Hampton Union, Friday, May 14, 2004

[The following article is courtesy of the Hampton Union and Seacoast Online.]

HAMPTON - More than 19 families are still without homes after a two-alarm fire broke out in their apartment complex earlier this week.

While firefighters were able to extinguish the fire Monday afternoon in less than a hour, the apartment where the fire began was heavily damaged, and the rest of building at the Olde Hampton Village on Lafayette Road received extensive smoke damage.

Pegasus Management, which runs the apartment complex owned by Narcissus Real Estate LLC, aided in finding residents temporary housing or hotels.

Jay Cooke, of Pegasus Management, said the residents whose apartments were not damaged will probably be able to return to their homes next week.

Pegasus Management said even though the fire was contained, residents needed alternative housing because the gas and power in the building were turned off.

Hampton Fire Inspector Jonathan True said the department is still doing its investigation. A representative of the state fire marshal's office said it has not been called in to aid in the investigation.

Phil Lette, the renter of the unit where the fire originated, said the fire was caused after his cat knocked over a lighted candle in his bedroom.

Lette, who doesn't have renters insurance, said he lost everything.

While the building was blocked off Monday night with yellow caution tape, some people could be seen sneaking into apartments to see if anything was damaged.

Windows that were smashed by firefighters were either replaced or boarded up with ply wood.

On Tuesday night, some returned to grab some of their clothes and personal belongings.

Jason Chilson, who lives on the first floor, said everything in his apartment was fine, but not the items he stored in the attic.

"Everything I had up in storage is gone," said Chilson.

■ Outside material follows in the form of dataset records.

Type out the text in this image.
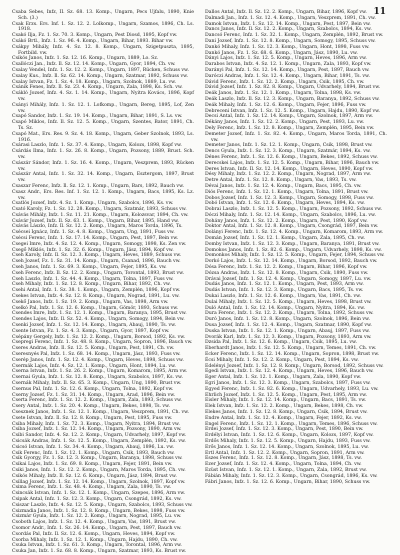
11
Csaba Sebes, Infz, II. Sz. 68. 13. Komp., Ungarn, Pecs Ujfalu, 1890, Knie Sch. (3.)
Csak Erzs. Ers. Inf. 1. Sz. 12. 2. Lolkomp., Ungarn, Szamos, 1896, Ch. Ls. 1918.
Csakó Ilja, Fz. 1. Sz. 70. 3. Komp., Ungarn, Pest Diosd, 1895, Kopf vw.
Csákó Brtl., Infz. 1. Sz. 96. 4. Komp., Ungarn, Bihar, 1893. Bihar vw.
Csákpy Mihály, Infz. 4. Sz. 12. 8. Komp., Ungarn, Szigetpuszta, 1895, Fortbild. vw.
Csikós Janos, Infz. 1. Sz. 12. 16. Komp., Ungarn, 1889, Lo. Sz.
Csallóczi Jan., Infz. Il. Sz. 12. 14. Komp., Ungarn, Gyor, 1894, Ch. vw.
Csalay Vendel, Infz. 1. Sz. 12. 2. Komp., Ungarn, 1897, Rücken, Schuss vw.
Csalay Kus., Infz. Il. Sz. 62. 14. Komp., Ungarn, Szatmar, 1892, Schuss vw.
Csalay Istvan, Fz. 1. Sz. 4. 18. Komp., Ungarn, Szolnok, 1889, Lu. vw.
Csánik Fenes, Infz. Il. Sz. 23. 4. Komp., Ungarn, Zala, 1898, Ks. Sch. vw.
Csákló Jozsef, Infz. 4. Sz. 1. 14. Komp., Ungarn, Nyitra Kovács, 1896, Kopf vw.
Csányi Mihály, Infz. 1. Sz. 12. 1. Lofkomp., Ungarn, Bereg, 1895, Lof, Zen vw.
Csapó Sandor, Infz. 1. Sz. 19. 14. Komp., Ungarn, Bihar, 1891, S. Ls. vw.
Csapó Miklos, Infz. Il. Sz. 12. 5. Komp., Ungarn, Szentes, Bator, 1891, Ch. Ts. Sz.
Csapó Mat., Ers. Res. 9. Sz. 4. 18. Komp., Ungarn, Geber Szolnok, 1893, Ls. 1916.
Csárasi Laszlo, Infz. 1. Sz. 37. 4. Komp., Ungarn, Kolozs, 1898, Kopf vw.
Csárdás Ilma, Infz. 1. Sz. 26. 8. Komp., Ungarn, Pozsony, 1889, Brust. Sch. vw.
Császár Sándor, Infz. 1. Sz. 16. 4. Komp., Ungarn, Veszprem, 1893, Rücken vw.
Császár Antal, Infz. 1. Sz. 32. 14. Komp., Ungarn, Esztergom, 1897, Brust vw.
Csaszar Ferenc, Infz. Il. Sz. 12. 1. Komp., Ungarn, Bars, 1892, Bauch vw.
Csasz Andr., Ers. Res. Inf. 1. Sz. 12. 1. Komp., Ungarn, Bacs, 1895, Ks. Lz. vw.
Csatlós Jozsef, Infz. 4. Sz. 1. Komp., Ungarn, Szabolcs, 1896, Ks. vw.
Csató Karoly, Fz. 1. Sz. 12. 28. Komp., Ungarn, Szatmár, 1893, Schuss vw.
Csávás Mihály, Infz. 1. Sz. 11. 21. Komp., Ungarn, Kolozsvar, 1894, Ch. vw.
Csávár Jozsef, Infz. Il. Sz. 63. 1. Komp., Ungarn, Bihar, 1895, Hand vw.
Csávás Lászlo, Infz. Il. Sz. 12. 2. Komp., Ungarn, Maros Torda, 1896, Ts.
Csécsei Ignácz, Infz. 1. Sz. 4. 8. Komp., Ungarn, Ung, 1891, Fuss vw.
Csécsi Ferenc, Infz. 1. Sz. 17. 14. Komp., Ungarn, Pest, 1897, Bein vw.
Csegei Imre, Infz. 4. Sz. 12. 4. Komp., Ungarn, Somogy, 1898, Ks. Zen vw.
Csegő Miklós, Infz. 1. Sz. 32. 6. Komp., Ungarn, Jász, 1894, Kopf vw.
Cseh Karoly, Infz. Il. Sz. 12. 3. Komp., Ungarn, Heves, 1889, Schuss vw.
Cseh Jozsef, Fz. 1. Sz. 31. 14. Komp., Ungarn, Csanad, 1896, Bauch vw.
Cseh Janos, Infz. 1. Sz. 69. 3. Komp., Ungarn, Fejer, 1895, Ks. vw.
Cseh Ferenc, Infz. Il. Sz. 12. 2. Komp., Ungarn, Torontal, 1893, Brust vw.
Cseh Laszlo, Infz. 1. Sz. 44. 4. Komp., Ungarn, Tolna, 1897, Fuss vw.
Cseh Mihaly, Infz. 1. Sz. 12. 8. Komp., Ungarn, Bihar, 1892, Ch. vw.
Csehi Antal, Infz. 1. Sz. 38. 1. Komp., Ungarn, Zemplén, 1896, Kopf vw.
Csekes Istvan, Infz. 4. Sz. 12. 8. Komp., Ungarn, Nograd, 1891, Lu. vw.
Csekő Janos, Infz. 1. Sz. 19. 2. Komp., Ungarn, Vas, 1898, Arm vw.
Cselkó Pal, Infz. 1. Sz. 12. 6. Komp., Ungarn, Gömör, 1893, Schuss vw.
Csendes Imre, Infz. 1. Sz. 12. 1. Komp., Ungarn, Baranya, 1895, Brust vw.
Csendes Lajos, Infz. Il. Sz. 52. 4. Komp., Ungarn, Somogy, 1894, Bein vw.
Csenki Jozsef, Infz. 1. Sz. 12. 14. Komp., Ungarn, Abauj, 1890, Ts. vw.
Csente Istvan, Fz. 1. Sz. 4. 3. Komp., Ungarn, Gyor, 1897, Kopf vw.
Csépány Gergely, Infz. 1. Sz. 12. 2. Komp., Ungarn, Borsod, 1892, Ks. vw.
Csepregi Ferenc, Infz. 1. Sz. 48. 8. Komp., Ungarn, Sopron, 1896, Bauch vw.
Cseres Andras, Infz. Il. Sz. 12. 5. Komp., Ungarn, Pest, 1891, Ch. vw.
Cseresnyés Pal, Infz. 1. Sz. 68. 14. Komp., Ungarn, Jász, 1893, Fuss vw.
Cserép Janos, Infz. 1. Sz. 12. 4. Komp., Ungarn, Heves, 1898, Schuss vw.
Csermák Lajos, Infz. 4. Sz. 12. 1. Komp., Ungarn, Hont, 1894, Lu. vw.
Cserna Istvan, Infz. 1. Sz. 26. 2. Komp., Ungarn, Komarom, 1895, Arm vw.
Csernai Gyula, Infz. 1. Sz. 12. 8. Komp., Ungarn, Szabolcs, 1897, Ks. vw.
Csernák Mihaly, Infz. Il. Sz. 65. 3. Komp., Ungarn, Ung, 1890, Brust vw.
Csernus Pal, Infz. 1. Sz. 12. 6. Komp., Ungarn, Tolna, 1892, Kopf vw.
Cserny Jozsef, Fz. 1. Sz. 31. 14. Komp., Ungarn, Arad, 1896, Bein vw.
Cserta Ferenc, Infz. 1. Sz. 12. 2. Komp., Ungarn, Zala, 1893, Schuss vw.
Csery Antal, Infz. 1. Sz. 20. 4. Komp., Ungarn, Bekes, 1898, Ts. vw.
Csesznek Janos, Infz. 1. Sz. 12. 1. Komp., Ungarn, Veszprem, 1891, Ch. vw.
Csete Istvan, Infz. Il. Sz. 12. 8. Komp., Ungarn, Pest, 1895, Fuss vw.
Csiba Mihaly, Infz. 1. Sz. 72. 3. Komp., Ungarn, Nyitra, 1894, Brust vw.
Csiba Jozsef, Infz. 1. Sz. 12. 14. Komp., Ungarn, Pozsony, 1890, Arm vw.
Csibi Sandor, Infz. 4. Sz. 12. 2. Komp., Ungarn, Udvarhely, 1897, Kopf vw.
Csicsák Andras, Infz. 1. Sz. 12. 5. Komp., Ungarn, Zemplén, 1892, Ks. vw.
Csicsó Istvan, Infz. 1. Sz. 34. 4. Komp., Ungarn, Abauj, 1896, Lu. vw.
Csik Ferenc, Infz. 1. Sz. 12. 1. Komp., Ungarn, Csik, 1893, Bauch vw.
Csik Gyorgy, Fz. 1. Sz. 12. 3. Komp., Ungarn, Baranya, 1898, Schuss vw.
Csikai Lajos, Infz. 1. Sz. 69. 8. Komp., Ungarn, Fejer, 1891, Bein vw.
Csiki Janos, Infz. 1. Sz. 12. 2. Komp., Ungarn, Maros Torda, 1895, Ch. vw.
Csikós Mihaly, Infz. Il. Sz. 12. 6. Komp., Ungarn, Jász, 1894, Brust vw.
Csillag Jozsef, Infz. 1. Sz. 12. 14. Komp., Ungarn, Szolnok, 1897, Kopf vw.
Csima Ferenc, Infz. 1. Sz. 48. 4. Komp., Ungarn, Zala, 1890, Ts. vw.
Csincsák Istvan, Infz. 1. Sz. 12. 1. Komp., Ungarn, Szepes, 1896, Arm vw.
Csipak Antal, Infz. 1. Sz. 12. 3. Komp., Ungarn, Csongrád, 1892, Ks. vw.
Csiszar Laszlo, Infz. 4. Sz. 12. 5. Komp., Ungarn, Szabolcs, 1893, Schuss vw.
Csizmadia Janos, Infz. 1. Sz. 12. 8. Komp., Ungarn, Bekes, 1898, Fuss vw.
Csizmár Gyula, Infz. 1. Sz. 12. 2. Komp., Ungarn, Nograd, 1895, Lu. vw.
Csoboth Lajos, Infz. 1. Sz. 12. 4. Komp., Ungarn, Vas, 1891, Brust vw.
Csomor Andr., Infz. 1. Sz. 26. 14. Komp., Ungarn, Pest, 1897, Bauch vw.
Csordás Pal, Infz. Il. Sz. 12. 6. Komp., Ungarn, Heves, 1894, Kopf vw.
Csorba Mihaly, Infz. 1. Sz. 12. 1. Komp., Ungarn, Hajdu, 1890, Ch. vw.
Csuka Istvan, Infz. 1. Sz. 61. 3. Komp., Ungarn, Torontal, 1896, Arm vw.
Csuka Jan, Infz. 1. Sz. 68. 8. Komp., Ungarn, Szatmar, 1893, Ks. Brust vw.
Dallos Antal, Infz. Il. Sz. 12. 2. Komp., Ungarn, Bihar, 1896, Kopf vw.
Dalmadi Jan., Infz. 1. Sz. 12. 4. Komp., Ungarn, Veszprem, 1891, Ch. vw.
Damok Istvan, Infz. 1. Sz. 12. 14. Komp., Ungarn, Pest, 1897, Bein vw.
Dancs Janos, Infz. Il. Sz. 12. 2. Komp., Ungarn, Szabolcs, 1894, Ks. vw.
Dancsó Ferenc, Infz. 1. Sz. 32. 1. Komp., Ungarn, Zemplén, 1892, Brust vw.
Dani Jozsef, Infz. 1. Sz. 12. 8. Komp., Ungarn, Somogy, 1895, Schuss vw.
Dankó Mihaly, Infz. 1. Sz. 12. 3. Komp., Ungarn, Hont, 1898, Fuss vw.
Dankó Janos, Fz. 1. Sz. 68. 6. Komp., Ungarn, Jász, 1890, Lu. vw.
Dányi Lajos, Infz. 1. Sz. 12. 5. Komp., Ungarn, Heves, 1896, Arm vw.
Darabos Istvan, Infz. 4. Sz. 12. 1. Komp., Ungarn, Zala, 1893, Kopf vw.
Darányi Pal, Infz. 1. Sz. 12. 14. Komp., Ungarn, Pest, 1897, Bauch vw.
Daróczi Andras, Infz. 1. Sz. 12. 4. Komp., Ungarn, Bihar, 1891, Ts. vw.
Dávid Ferenc, Infz. 1. Sz. 12. 2. Komp., Ungarn, Csik, 1895, Ch. vw.
Dávid Jozsef, Infz. 1. Sz. 82. 8. Komp., Ungarn, Udvarhely, 1894, Brust vw.
Deák Janos, Infz. 1. Sz. 12. 1. Komp., Ungarn, Tolna, 1898, Ks. vw.
Deák Laszlo, Infz. Il. Sz. 12. 3. Komp., Ungarn, Baranya, 1892, Schuss vw.
Deák Mihaly, Infz. 1. Sz. 12. 6. Komp., Ungarn, Fejer, 1896, Fuss vw.
Debreceni Istvan, Infz. 1. Sz. 12. 5. Komp., Ungarn, Hajdu, 1890, Kopf vw.
Decsi Antal, Infz. 1. Sz. 12. 14. Komp., Ungarn, Szolnok, 1897, Arm vw.
Dékány Janos, Infz. 1. Sz. 12. 2. Komp., Ungarn, Pest, 1893, Lu. vw.
Dely Ferenc, Infz. 1. Sz. 12. 8. Komp., Ungarn, Zemplén, 1895, Bein vw.
Demeter Jozsef, Infz. 1. Sz. 82. 4. Komp., Ungarn, Maros Torda, 1891, Ch. vw.
Demeter Janos, Infz. 1. Sz. 12. 1. Komp., Ungarn, Csik, 1898, Brust vw.
Dencs Gyula, Infz. 1. Sz. 12. 3. Komp., Ungarn, Szatmár, 1894, Ks. vw.
Dénes Ferenc, Infz. 1. Sz. 12. 6. Komp., Ungarn, Bekes, 1892, Schuss vw.
Derecskei Lajos, Infz. 1. Sz. 12. 5. Komp., Ungarn, Bihar, 1896, Bauch vw.
Deres Istvan, Infz. Il. Sz. 12. 14. Komp., Ungarn, Heves, 1890, Kopf vw.
Désy Mihaly, Infz. 1. Sz. 12. 2. Komp., Ungarn, Nograd, 1897, Arm vw.
Detre Antal, Infz. 1. Sz. 12. 8. Komp., Ungarn, Vas, 1893, Ts. vw.
Dévai Janos, Infz. 1. Sz. 12. 4. Komp., Ungarn, Bacs, 1895, Ch. vw.
Diós Ferenc, Infz. 1. Sz. 12. 1. Komp., Ungarn, Tolna, 1891, Brust vw.
Dobos Jozsef, Infz. 1. Sz. 12. 3. Komp., Ungarn, Somogy, 1898, Fuss vw.
Dobó Istvan, Infz. 1. Sz. 12. 6. Komp., Ungarn, Heves, 1894, Ks. vw.
Dobrai Laszlo, Infz. 1. Sz. 12. 5. Komp., Ungarn, Pozsony, 1892, Schuss vw.
Dóczi Mihaly, Infz. 1. Sz. 12. 14. Komp., Ungarn, Szabolcs, 1896, Lu. vw.
Dohány Janos, Infz. 1. Sz. 12. 2. Komp., Ungarn, Pest, 1890, Kopf vw.
Doktor Antal, Infz. 1. Sz. 12. 8. Komp., Ungarn, Csongrád, 1897, Bein vw.
Dolányi Ferenc, Infz. 1. Sz. 12. 4. Komp., Ungarn, Komarom, 1893, Arm vw.
Domán Jozsef, Infz. 1. Sz. 12. 1. Komp., Ungarn, Zala, 1895, Ch. vw.
Domby Istvan, Infz. 1. Sz. 12. 3. Komp., Ungarn, Baranya, 1891, Brust vw.
Domokos Janos, Infz. 1. Sz. 82. 6. Komp., Ungarn, Udvarhely, 1898, Ks. vw.
Domonkos Mihaly, Infz. 1. Sz. 12. 5. Komp., Ungarn, Fejer, 1894, Schuss vw.
Dorkó Lajos, Infz. 1. Sz. 12. 14. Komp., Ungarn, Borsod, 1892, Bauch vw.
Dósa Ferenc, Infz. 1. Sz. 12. 2. Komp., Ungarn, Bihar, 1896, Kopf vw.
Dózsa Andras, Infz. 1. Sz. 12. 8. Komp., Ungarn, Csik, 1890, Fuss vw.
Drávai Jozsef, Infz. 1. Sz. 12. 4. Komp., Ungarn, Somogy, 1897, Lu. vw.
Dudás Janos, Infz. 1. Sz. 12. 1. Komp., Ungarn, Pest, 1893, Arm vw.
Dudás Istvan, Infz. 1. Sz. 12. 3. Komp., Ungarn, Bacs, 1895, Ts. vw.
Dukai Laszlo, Infz. 1. Sz. 12. 6. Komp., Ungarn, Vas, 1891, Ch. vw.
Dulai Mihaly, Infz. 1. Sz. 12. 5. Komp., Ungarn, Heves, 1898, Brust vw.
Duló Antal, Infz. 1. Sz. 12. 14. Komp., Ungarn, Nyitra, 1894, Ks. vw.
Dura Ferenc, Infz. 1. Sz. 12. 2. Komp., Ungarn, Tolna, 1892, Schuss vw.
Duró Janos, Infz. 1. Sz. 12. 8. Komp., Ungarn, Szolnok, 1896, Bein vw.
Dusa Jozsef, Infz. 1. Sz. 12. 4. Komp., Ungarn, Szatmar, 1890, Kopf vw.
Duska Istvan, Infz. 1. Sz. 12. 1. Komp., Ungarn, Abauj, 1897, Fuss vw.
Dvorák Karl, Infz. 1. Sz. 12. 3. Komp., Ungarn, Pozsony, 1893, Arm vw.
Dzsida Pal, Infz. 1. Sz. 12. 6. Komp., Ungarn, Csik, 1895, Lu. vw.
Eberhardt Janos, Infz. 1. Sz. 12. 5. Komp., Ungarn, Temes, 1891, Ch. vw.
Ecker Ferenc, Infz. 1. Sz. 12. 14. Komp., Ungarn, Sopron, 1898, Brust vw.
Écsi Mihaly, Infz. 1. Sz. 12. 2. Komp., Ungarn, Pest, 1894, Ks. vw.
Edelényi Jozsef, Infz. 1. Sz. 12. 8. Komp., Ungarn, Borsod, 1892, Schuss vw.
Egedi Istvan, Infz. 1. Sz. 12. 4. Komp., Ungarn, Heves, 1896, Bauch vw.
Eger Antal, Infz. 1. Sz. 12. 1. Komp., Ungarn, Zala, 1890, Kopf vw.
Egri Janos, Infz. 1. Sz. 12. 3. Komp., Ungarn, Szabolcs, 1897, Fuss vw.
Egyed Ferenc, Infz. 1. Sz. 82. 6. Komp., Ungarn, Udvarhely, 1893, Lu. vw.
Ehrlich Jozsef, Infz. 1. Sz. 12. 5. Komp., Ungarn, Pest, 1895, Arm vw.
Eisler Mihaly, Infz. 1. Sz. 12. 14. Komp., Ungarn, Bacs, 1891, Ts. vw.
Elek Istvan, Infz. 1. Sz. 12. 2. Komp., Ungarn, Bekes, 1898, Ch. vw.
Elekes Janos, Infz. 1. Sz. 12. 8. Komp., Ungarn, Csik, 1894, Brust vw.
Endre Antal, Infz. 1. Sz. 12. 4. Komp., Ungarn, Fejer, 1892, Ks. vw.
Engel Ferenc, Infz. 1. Sz. 12. 1. Komp., Ungarn, Temes, 1896, Schuss vw.
Erdei Jozsef, Infz. 1. Sz. 12. 3. Komp., Ungarn, Pest, 1890, Bein vw.
Erdélyi Istvan, Infz. 1. Sz. 12. 6. Komp., Ungarn, Kolozs, 1897, Kopf vw.
Erdős Mihaly, Infz. 1. Sz. 12. 5. Komp., Ungarn, Hajdu, 1893, Fuss vw.
Erős Janos, Infz. 1. Sz. 12. 14. Komp., Ungarn, Szolnok, 1895, Lu. vw.
Ertl Antal, Infz. 1. Sz. 12. 2. Komp., Ungarn, Sopron, 1891, Arm vw.
Eszes Ferenc, Infz. 1. Sz. 12. 8. Komp., Ungarn, Jász, 1898, Ts. vw.
Ezer Jozsef, Infz. 1. Sz. 12. 4. Komp., Ungarn, Tolna, 1894, Ch. vw.
Ezüst Istvan, Infz. 1. Sz. 12. 1. Komp., Ungarn, Zala, 1892, Brust vw.
Fábián Mihaly, Infz. 1. Sz. 12. 3. Komp., Ungarn, Csongrád, 1896, Ks. vw.
Fábri Janos, Infz. 1. Sz. 12. 6. Komp., Ungarn, Bihar, 1890, Schuss vw.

On Thursday, SERVPRO, a cleaning and restoration company, was seen working inside the building.

SERVPRO will work to determine what can be restored and what can be replaced. The company will also decide the most effective cleaning method and the full extent of the loss.

Pegasus Management commended the Hampton Fire Department, as well as firefighters from the 10 other communities that aided in extinguishing the fire.